Alex Solnik / Alex Solnik é jornalista. Já atuou em publicações como Jornal da Tarde, Istoé, Senhor, Careta, Interview e Manchete. É autor de treze livros, dentre os quais "Porque não deu certo", "O Cofre do Adhemar", "A guerra do apagão" e "O domador de sonhos"
Há 33 anos os generais de quaisquer estrelas (na ditadura aprendemos que cinco é a graduação máxima) vinham se comportando de acordo com a constituição, deixando a seara política para os civis.
Foram anos de razoável estabilidade política só quebrada a partir de 2013 com protestos da nova direita nas ruas contra o governo de esquerda de Dilma Rousseff e mais uma vez abalada em 2014 com a eclosão da Operação Lava Jato.
Quando a direita tomou o poder por meio de um impeachment sem crime de responsabilidade e utilizando meios inconfessáveis, em 2016, e implantou uma agenda retrógrada e desastrosa dos pontos de vista político, econômico e social, aqui e ali começaram a pipocar vozes da caserna expressando opiniões políticas.
Muito timidamente, no início, mas de forma “lenta, gradual e segura”, como Geisel se referia à abertura da ditadura militar nos anos 70.
Até que Temer, na ressaca do carnaval em que ficou conhecido como Vampirão no desfile das escolas de samba, entregou o Rio de Janeiro a um general.
O ápice da ofensiva dos generais rumo à ribalta política e a retomada do poder deu-se ontem.
Tido e havido até então como moderado e respeitador da constituição, o comandante do Exército, general Eduardo Villas Boas praticamente enquadrou os ministros do STF ao dizer que não tolera impunidade, no mesmo dia em que dois generais da reserva afirmaram que a depender do que o STF decidir o Exército não terá outra opção senão intervir à força e ele sequer os repreendeu.
O general Villas Boas alinhou-se aos que almejam impor uma nova ordem no país, revogando a presunção de inocência, uma cláusula pétrea e principal pilar de sustentação da constituição de 1988, que restabeleceu a democracia ao garantir os direitos fundamentais do cidadão suprimidos pela ditadura de 64.

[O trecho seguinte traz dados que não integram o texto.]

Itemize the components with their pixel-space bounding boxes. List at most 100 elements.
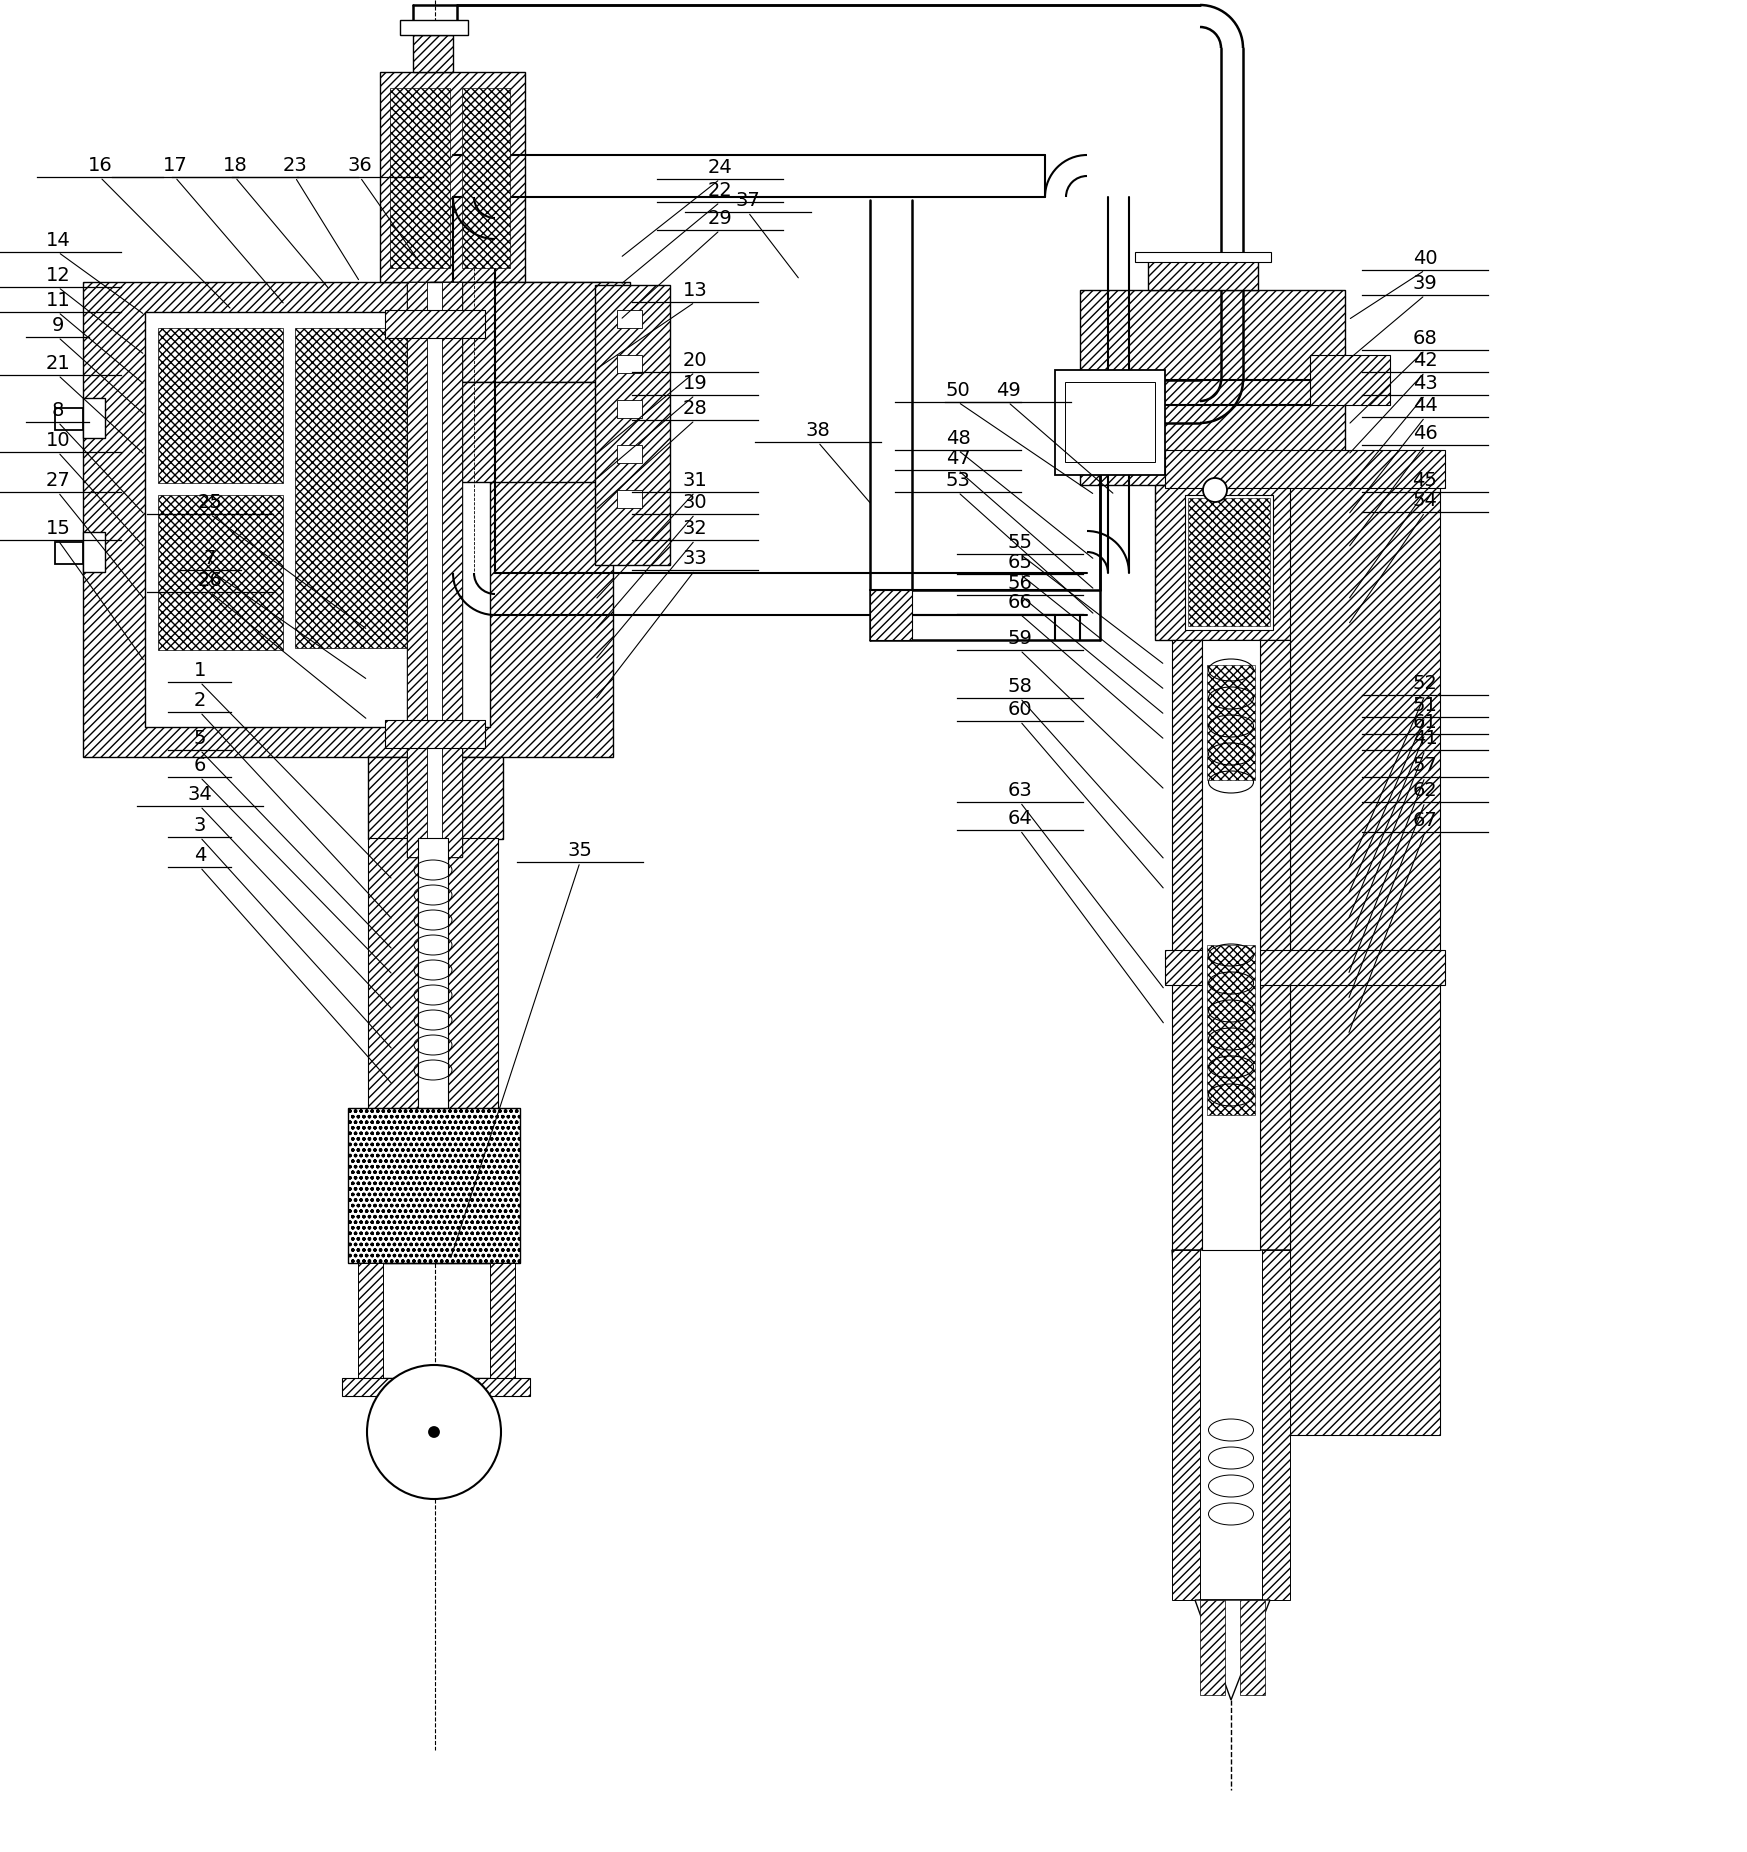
Text: 21: 21	[45, 354, 70, 372]
Bar	[145, 311, 489, 728]
Text: 40: 40	[1413, 248, 1438, 269]
Text: 16: 16	[87, 156, 112, 174]
Text: 23: 23	[283, 156, 307, 174]
Bar	[1165, 950, 1445, 985]
Bar	[870, 591, 912, 641]
Bar	[1172, 1250, 1200, 1600]
Bar	[442, 282, 461, 857]
Bar	[461, 89, 510, 269]
Text: 4: 4	[194, 846, 206, 865]
Bar	[1207, 665, 1254, 780]
Text: 20: 20	[683, 352, 708, 370]
Text: 43: 43	[1413, 374, 1438, 393]
Bar	[617, 444, 641, 463]
Circle shape	[367, 1365, 501, 1498]
Text: 19: 19	[683, 374, 708, 393]
Text: 65: 65	[1008, 554, 1032, 572]
Text: 15: 15	[45, 519, 70, 537]
Text: 41: 41	[1413, 730, 1438, 748]
Text: 26: 26	[197, 570, 222, 591]
Bar	[384, 720, 486, 748]
Text: 67: 67	[1413, 811, 1438, 830]
Text: 56: 56	[1008, 574, 1032, 593]
Text: 51: 51	[1413, 696, 1438, 715]
Text: 33: 33	[683, 548, 708, 569]
Text: 49: 49	[996, 382, 1020, 400]
Text: 42: 42	[1413, 352, 1438, 370]
Text: 61: 61	[1413, 713, 1438, 732]
Bar	[1289, 485, 1440, 1435]
Bar	[1172, 641, 1202, 1250]
Text: 27: 27	[45, 470, 70, 491]
Bar	[1184, 494, 1274, 630]
Text: 46: 46	[1413, 424, 1438, 443]
Text: 9: 9	[52, 317, 65, 335]
Text: 10: 10	[45, 432, 70, 450]
Text: 45: 45	[1413, 470, 1438, 491]
Bar	[390, 89, 451, 269]
Text: 12: 12	[45, 267, 70, 285]
Text: 64: 64	[1008, 809, 1032, 828]
Text: 25: 25	[197, 493, 222, 511]
Bar	[157, 494, 283, 650]
Bar	[1148, 259, 1258, 291]
Bar	[1207, 945, 1254, 1115]
Bar	[1165, 450, 1445, 487]
Bar	[348, 1107, 521, 1263]
Text: 8: 8	[52, 402, 65, 420]
Bar	[1310, 356, 1391, 406]
Bar	[1066, 382, 1155, 461]
Circle shape	[1204, 478, 1226, 502]
Text: 62: 62	[1413, 782, 1438, 800]
Text: 13: 13	[683, 282, 708, 300]
Bar	[1200, 1600, 1225, 1695]
Text: 5: 5	[194, 730, 206, 748]
Bar	[596, 285, 671, 565]
Bar	[412, 35, 452, 72]
Bar	[157, 328, 283, 483]
Bar	[430, 282, 631, 382]
Bar	[84, 398, 105, 439]
Circle shape	[430, 1428, 438, 1437]
Bar	[358, 1263, 383, 1378]
Polygon shape	[1195, 1600, 1270, 1700]
Text: 66: 66	[1008, 593, 1032, 611]
Text: 1: 1	[194, 661, 206, 680]
Bar	[381, 72, 526, 282]
Text: 37: 37	[735, 191, 760, 209]
Text: 6: 6	[194, 756, 206, 774]
Polygon shape	[1172, 1250, 1289, 1600]
Text: 53: 53	[945, 470, 970, 491]
Text: 54: 54	[1413, 491, 1438, 509]
Text: 58: 58	[1008, 678, 1032, 696]
Text: 32: 32	[683, 519, 708, 537]
Bar	[407, 282, 426, 857]
Text: 63: 63	[1008, 782, 1032, 800]
Text: 50: 50	[945, 382, 970, 400]
Text: 35: 35	[568, 841, 592, 859]
Bar	[1261, 1250, 1289, 1600]
Bar	[1155, 485, 1305, 641]
Bar	[617, 309, 641, 328]
Text: 29: 29	[708, 209, 732, 228]
Text: 60: 60	[1008, 700, 1032, 719]
Text: 31: 31	[683, 470, 708, 491]
Bar	[400, 20, 468, 35]
Text: 2: 2	[194, 691, 206, 709]
Text: 57: 57	[1413, 756, 1438, 774]
Bar	[54, 407, 84, 430]
Text: 38: 38	[805, 420, 830, 441]
Text: 24: 24	[708, 157, 732, 178]
Text: 17: 17	[162, 156, 187, 174]
Bar	[369, 837, 418, 1107]
Text: 39: 39	[1413, 274, 1438, 293]
Bar	[1202, 641, 1260, 1250]
Text: 52: 52	[1413, 674, 1438, 693]
Bar	[369, 757, 503, 839]
Bar	[489, 1263, 515, 1378]
Bar	[418, 837, 447, 1107]
Bar	[384, 309, 486, 339]
Text: 48: 48	[945, 430, 970, 448]
Bar	[447, 837, 498, 1107]
Bar	[84, 532, 105, 572]
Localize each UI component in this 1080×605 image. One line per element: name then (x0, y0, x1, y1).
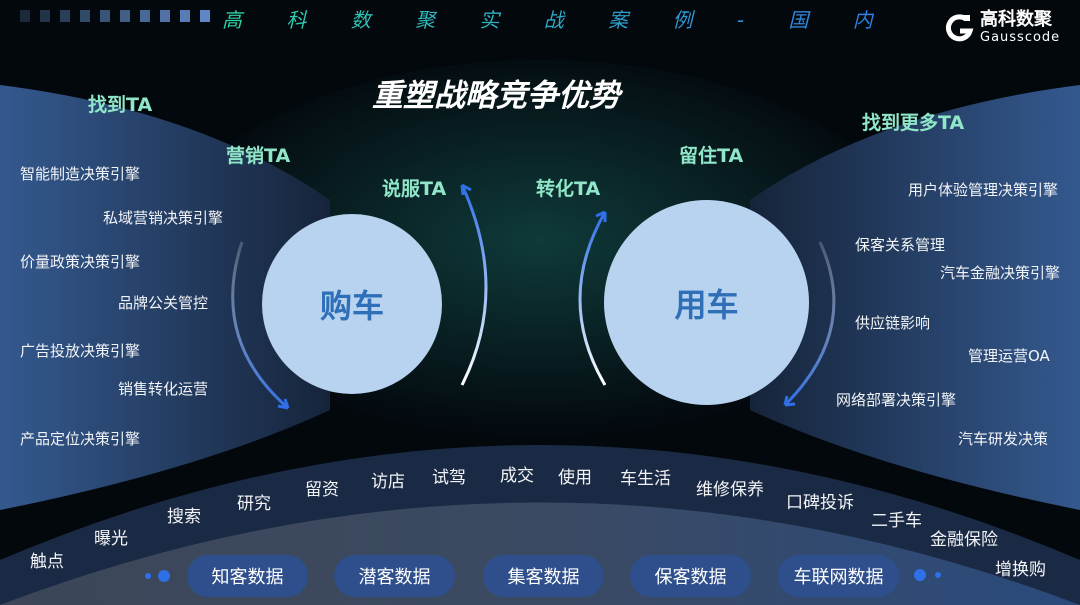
journey-step: 车生活 (620, 469, 671, 489)
left-item: 品牌公关管控 (118, 294, 209, 312)
journey-step: 维修保养 (696, 480, 764, 500)
ta-market: 营销TA (226, 145, 291, 167)
data-pill-baoke[interactable]: 保客数据 (630, 555, 751, 597)
right-item: 网络部署决策引擎 (836, 391, 957, 409)
journey-step: 研究 (237, 494, 271, 514)
left-item: 广告投放决策引擎 (20, 342, 141, 360)
logo: 高科数聚 Gausscode (944, 10, 1060, 45)
journey-step: 增换购 (995, 560, 1046, 580)
journey-step: 口碑投诉 (786, 493, 854, 513)
persuade-arc-arrow (460, 184, 488, 386)
data-pill-jike[interactable]: 集客数据 (483, 555, 604, 597)
right-item: 汽车研发决策 (958, 430, 1049, 448)
ta-persuade: 说服TA (382, 178, 447, 200)
journey-step: 金融保险 (930, 530, 998, 550)
right-item: 保客关系管理 (855, 236, 946, 254)
left-item: 销售转化运营 (118, 380, 209, 398)
page-title: 重塑战略竞争优势 (372, 78, 620, 114)
logo-sub: Gausscode (980, 30, 1061, 45)
right-item: 汽车金融决策引擎 (940, 264, 1061, 282)
data-pill-zhike[interactable]: 知客数据 (187, 555, 308, 597)
journey-step: 搜索 (167, 507, 201, 527)
journey-step: 试驾 (432, 468, 466, 488)
data-pill-qianke[interactable]: 潜客数据 (334, 555, 455, 597)
journey-step: 留资 (305, 480, 339, 500)
buy-car-circle: 购车 (262, 214, 442, 394)
ta-retain: 留住TA (679, 145, 744, 167)
ta-convert: 转化TA (536, 178, 601, 200)
left-item: 私域营销决策引擎 (103, 209, 224, 227)
left-arc-arrow (231, 241, 289, 410)
journey-step: 二手车 (871, 511, 922, 531)
ta-find: 找到TA (88, 94, 153, 116)
gausscode-logo-icon (945, 13, 974, 41)
right-item: 供应链影响 (855, 314, 931, 332)
series-title: 高 科 数 聚 实 战 案 例 - 国 内 (222, 4, 892, 33)
journey-step: 访店 (371, 472, 405, 492)
data-pill-iov[interactable]: 车联网数据 (778, 555, 899, 597)
convert-arc-arrow (578, 211, 607, 386)
right-item: 管理运营OA (968, 347, 1050, 365)
left-item: 价量政策决策引擎 (20, 253, 141, 271)
use-car-circle: 用车 (604, 200, 809, 405)
right-item: 用户体验管理决策引擎 (908, 181, 1059, 199)
journey-step: 使用 (558, 468, 592, 488)
journey-step: 成交 (500, 466, 534, 486)
left-item: 智能制造决策引擎 (20, 165, 141, 183)
logo-name: 高科数聚 (980, 9, 1052, 30)
ta-find-more: 找到更多TA (862, 112, 965, 134)
right-arc-arrow (783, 241, 836, 407)
left-item: 产品定位决策引擎 (20, 430, 141, 448)
header-stripes (20, 10, 210, 22)
journey-step: 触点 (30, 552, 64, 572)
journey-step: 曝光 (94, 529, 128, 549)
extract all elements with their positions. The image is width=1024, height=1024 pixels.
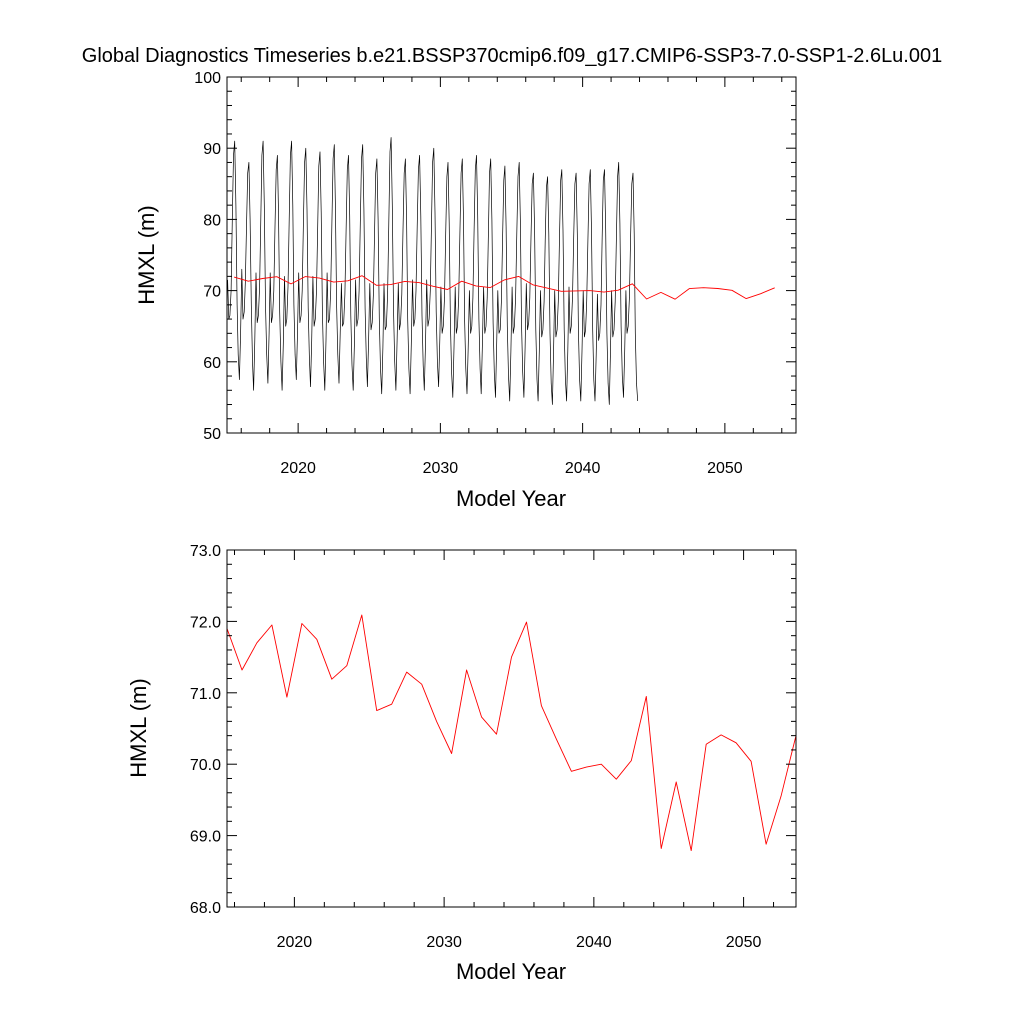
top-xlabel: Model Year	[456, 486, 566, 511]
ytick-label: 69.0	[190, 829, 221, 846]
ytick-label: 71.0	[190, 686, 221, 703]
xtick-label: 2030	[426, 934, 462, 951]
bottom-xlabel: Model Year	[456, 959, 566, 984]
ytick-label: 90	[203, 141, 221, 158]
xtick-label: 2030	[423, 460, 459, 477]
series-line-0	[226, 614, 797, 852]
ytick-label: 80	[203, 212, 221, 229]
ytick-label: 100	[194, 70, 221, 87]
bottom-ylabel: HMXL (m)	[126, 678, 151, 777]
ytick-label: 70	[203, 284, 221, 301]
top-ylabel: HMXL (m)	[134, 205, 159, 304]
xtick-label: 2020	[277, 934, 313, 951]
ytick-label: 72.0	[190, 614, 221, 631]
xtick-label: 2050	[726, 934, 762, 951]
plot-frame	[226, 76, 797, 434]
series-line-1	[233, 275, 775, 300]
ytick-label: 50	[203, 426, 221, 443]
xtick-label: 2020	[280, 460, 316, 477]
ytick-label: 60	[203, 355, 221, 372]
xtick-label: 2040	[576, 934, 612, 951]
bottom-panel: HMXL (m) Model Year 68.0 69.0 70.0 71.0 72.0…	[126, 543, 797, 984]
ytick-label: 68.0	[190, 900, 221, 917]
xtick-label: 2050	[707, 460, 743, 477]
chart-title: Global Diagnostics Timeseries b.e21.BSSP…	[82, 45, 942, 67]
xtick-label: 2040	[565, 460, 601, 477]
ytick-label: 73.0	[190, 543, 221, 560]
top-panel: HMXL (m) Model Year 50 60 70 80 90 100 2020 203…	[134, 70, 797, 511]
series-line-0	[227, 137, 639, 405]
ytick-label: 70.0	[190, 757, 221, 774]
plot-frame	[226, 549, 797, 908]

Não há dúvida quanto a isso, a considerar os aplausos que mereceu de defensores do retrocesso, como o juiz Marcelo Bretas, que desejam a prisão após condenação em segunda instância, ao arrepio da lei maior da nação.
Nenhum poder tem o direito de enquadrar outro numa democracia, principalmente em se tratando de um poder que dispõe de tropas e de armas e o general sabe disso muito bem. Ocorre que lhe pareceu oportuno correr o risco de transpor a fronteira.
Um presidente da República não deveria tolerar tal comportamento, que representa uma séria ameaça à ordem democrática e, portanto, ao seu mandato.
O pronunciamento do general Villas Boas, tão inconstitucional quanto a ideia que ele e os movimentos de extrema-direita defendem deverá ser respondido à altura pelos ministros na votação de hoje do habeas corpus preventivo de Lula dentro do que estabelece a constituição.
Caso contrário, permitirão interferência externa indevida de outro Poder em suas decisões que devem ser autônomas e independentes e darão aval à intervenção militar no STF, com todas suas previsíveis e trágicas consequências.